# Venting gas fireplace through back of chimney



## ruggles531 (Mar 22, 2014)

We recently pulled out an old gas insert and pulled off the brick mantle as part of a remodelling project.  I am in the process of building and framing out a new linear design unit and have a question about venting.  The old fireplace vented directly up the chimney and had a cool air draw coming in underneath it.  When I bought the new unit the seller recommended venting out directly through the back of the chimney, so that is the plan.

My question is this.  The drawings recommend building a wood frame on the exit wall for the outside vent to mount in.  I would assume this is what needs to be done when venting through a traditional wall that has wood studs.  As I am venting directly out the back wall of the chimney it is solid brick.  Can I just cut out a round hole which is big enough for the pipe to pass through and leave it at that?

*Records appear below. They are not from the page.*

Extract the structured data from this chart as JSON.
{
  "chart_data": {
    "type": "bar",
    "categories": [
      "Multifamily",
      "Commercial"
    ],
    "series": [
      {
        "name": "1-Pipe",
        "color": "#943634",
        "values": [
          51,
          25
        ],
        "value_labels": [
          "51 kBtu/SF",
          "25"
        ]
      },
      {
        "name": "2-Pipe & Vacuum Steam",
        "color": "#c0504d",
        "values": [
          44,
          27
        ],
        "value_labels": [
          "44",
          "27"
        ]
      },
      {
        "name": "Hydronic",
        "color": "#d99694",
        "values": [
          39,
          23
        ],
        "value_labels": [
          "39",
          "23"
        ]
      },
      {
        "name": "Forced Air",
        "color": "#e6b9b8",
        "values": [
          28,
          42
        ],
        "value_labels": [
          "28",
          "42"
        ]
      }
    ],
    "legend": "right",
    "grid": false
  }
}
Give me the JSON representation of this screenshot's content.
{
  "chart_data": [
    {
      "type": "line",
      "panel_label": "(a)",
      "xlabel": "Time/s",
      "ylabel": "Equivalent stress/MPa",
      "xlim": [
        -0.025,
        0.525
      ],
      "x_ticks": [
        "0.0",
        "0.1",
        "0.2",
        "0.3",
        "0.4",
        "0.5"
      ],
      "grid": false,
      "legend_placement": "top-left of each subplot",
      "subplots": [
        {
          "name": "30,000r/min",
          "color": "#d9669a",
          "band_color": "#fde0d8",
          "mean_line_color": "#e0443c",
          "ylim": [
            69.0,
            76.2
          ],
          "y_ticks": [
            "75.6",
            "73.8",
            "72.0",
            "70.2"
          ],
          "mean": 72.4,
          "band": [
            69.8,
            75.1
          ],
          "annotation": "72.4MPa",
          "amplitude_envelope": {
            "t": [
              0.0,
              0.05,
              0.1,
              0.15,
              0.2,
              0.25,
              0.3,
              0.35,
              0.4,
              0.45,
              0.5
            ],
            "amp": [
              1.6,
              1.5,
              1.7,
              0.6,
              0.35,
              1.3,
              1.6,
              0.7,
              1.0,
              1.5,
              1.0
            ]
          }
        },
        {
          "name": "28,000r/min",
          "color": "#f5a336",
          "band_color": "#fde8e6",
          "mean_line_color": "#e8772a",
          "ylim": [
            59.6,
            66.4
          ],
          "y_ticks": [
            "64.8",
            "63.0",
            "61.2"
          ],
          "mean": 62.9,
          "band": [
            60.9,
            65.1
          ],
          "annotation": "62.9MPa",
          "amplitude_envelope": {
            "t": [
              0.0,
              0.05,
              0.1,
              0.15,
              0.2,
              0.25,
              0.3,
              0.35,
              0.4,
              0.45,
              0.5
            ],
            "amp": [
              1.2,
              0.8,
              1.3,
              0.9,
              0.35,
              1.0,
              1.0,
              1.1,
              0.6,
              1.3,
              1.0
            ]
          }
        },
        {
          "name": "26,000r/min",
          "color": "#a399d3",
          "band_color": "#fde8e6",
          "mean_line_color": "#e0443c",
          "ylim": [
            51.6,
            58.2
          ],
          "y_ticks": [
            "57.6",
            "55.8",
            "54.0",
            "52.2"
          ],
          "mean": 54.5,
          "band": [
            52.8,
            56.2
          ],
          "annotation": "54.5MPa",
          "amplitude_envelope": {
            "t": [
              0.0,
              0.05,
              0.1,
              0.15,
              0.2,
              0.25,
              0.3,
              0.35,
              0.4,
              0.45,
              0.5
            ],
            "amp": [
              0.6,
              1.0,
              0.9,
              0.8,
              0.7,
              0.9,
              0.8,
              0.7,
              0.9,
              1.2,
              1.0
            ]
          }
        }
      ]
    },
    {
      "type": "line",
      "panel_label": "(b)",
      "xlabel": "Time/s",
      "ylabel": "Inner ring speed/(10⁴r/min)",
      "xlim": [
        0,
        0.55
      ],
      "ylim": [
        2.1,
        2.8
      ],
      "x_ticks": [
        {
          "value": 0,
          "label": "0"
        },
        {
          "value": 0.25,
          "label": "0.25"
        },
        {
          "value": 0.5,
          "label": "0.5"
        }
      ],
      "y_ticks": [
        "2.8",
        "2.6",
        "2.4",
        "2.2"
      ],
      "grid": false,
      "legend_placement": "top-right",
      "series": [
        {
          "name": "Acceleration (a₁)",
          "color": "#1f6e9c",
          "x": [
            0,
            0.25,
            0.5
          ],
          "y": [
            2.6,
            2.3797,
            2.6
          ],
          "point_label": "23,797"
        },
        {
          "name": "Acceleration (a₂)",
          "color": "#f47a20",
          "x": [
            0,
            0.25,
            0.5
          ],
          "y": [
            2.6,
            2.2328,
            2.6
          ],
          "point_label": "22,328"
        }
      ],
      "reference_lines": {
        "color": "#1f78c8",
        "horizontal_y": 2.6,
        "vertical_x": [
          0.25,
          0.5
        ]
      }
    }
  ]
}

I'm a newbie to this and would appreciate your input.  I can also take some pictures if it would explain things better.  Thanks in advance...


----------



## DAKSY (Mar 23, 2014)

Yes, you can go thru the brick without using a thimble, but with the thimble in place, you can seal any gaps in the hole around it with hydraulic cement.
The finished install will look better with the thimble, as well. If you ever have to remove anything to do work on or replace something, the thimble has a
slip section that allows for easy disassembly. You may have to struggle to disengage the venting if you simply seal around the vent pipe.


----------



## ruggles531 (Mar 24, 2014)

Thanks for the information.  It's interesting because the guy who sold me the fireplace also sold me a flex hose with the external termination plate already attached.  The box is labelled SFKIT36S (it's a Lennox fireplace).  It doesn't seem to have a thimble which attaches to both sides of the wall.  I'll have to take a look and see what options I have.


----------



## ruggles531 (Mar 27, 2014)

I have another question in relation to this install.  We removed the old steel firebox from the chimney and found they had packed pink insulation between the steel firebox and the brick of the chimney.  As the new fireplace is quite a bit wider than the old one it won't fit all the way into the chimney area and juts out about 10 inches.  I therefore have a 10" gap between the back of the new gas fireplace and the back wall of the brick chimney.  I am planning on capping the chimney and sealing it off from the bottom (as I will vent the new fireplace out the back wall of the chimney.

What options do I have for insulating this area?  Would this be a good application for spray foam insulation?  Does it need to be fire rated?


----------



## DAKSY (Mar 27, 2014)

It shouldn't need to be fire rated. Not sure on the composition of the spray foam, but unfaced fibreglass is commonly used to insulate DV co-linear venting & the exhaust side on that system gets as hot as almost anywhere else in the firebox. If you could frame, insulate & sheetrock a false wall back there, you'd be good to go...


----------



## ruggles531 (Mar 27, 2014)

Thanks again!  I was thinking of framing out the space and putting regular old insulation back there.  Thanks for confirming this would be a good approach.


----------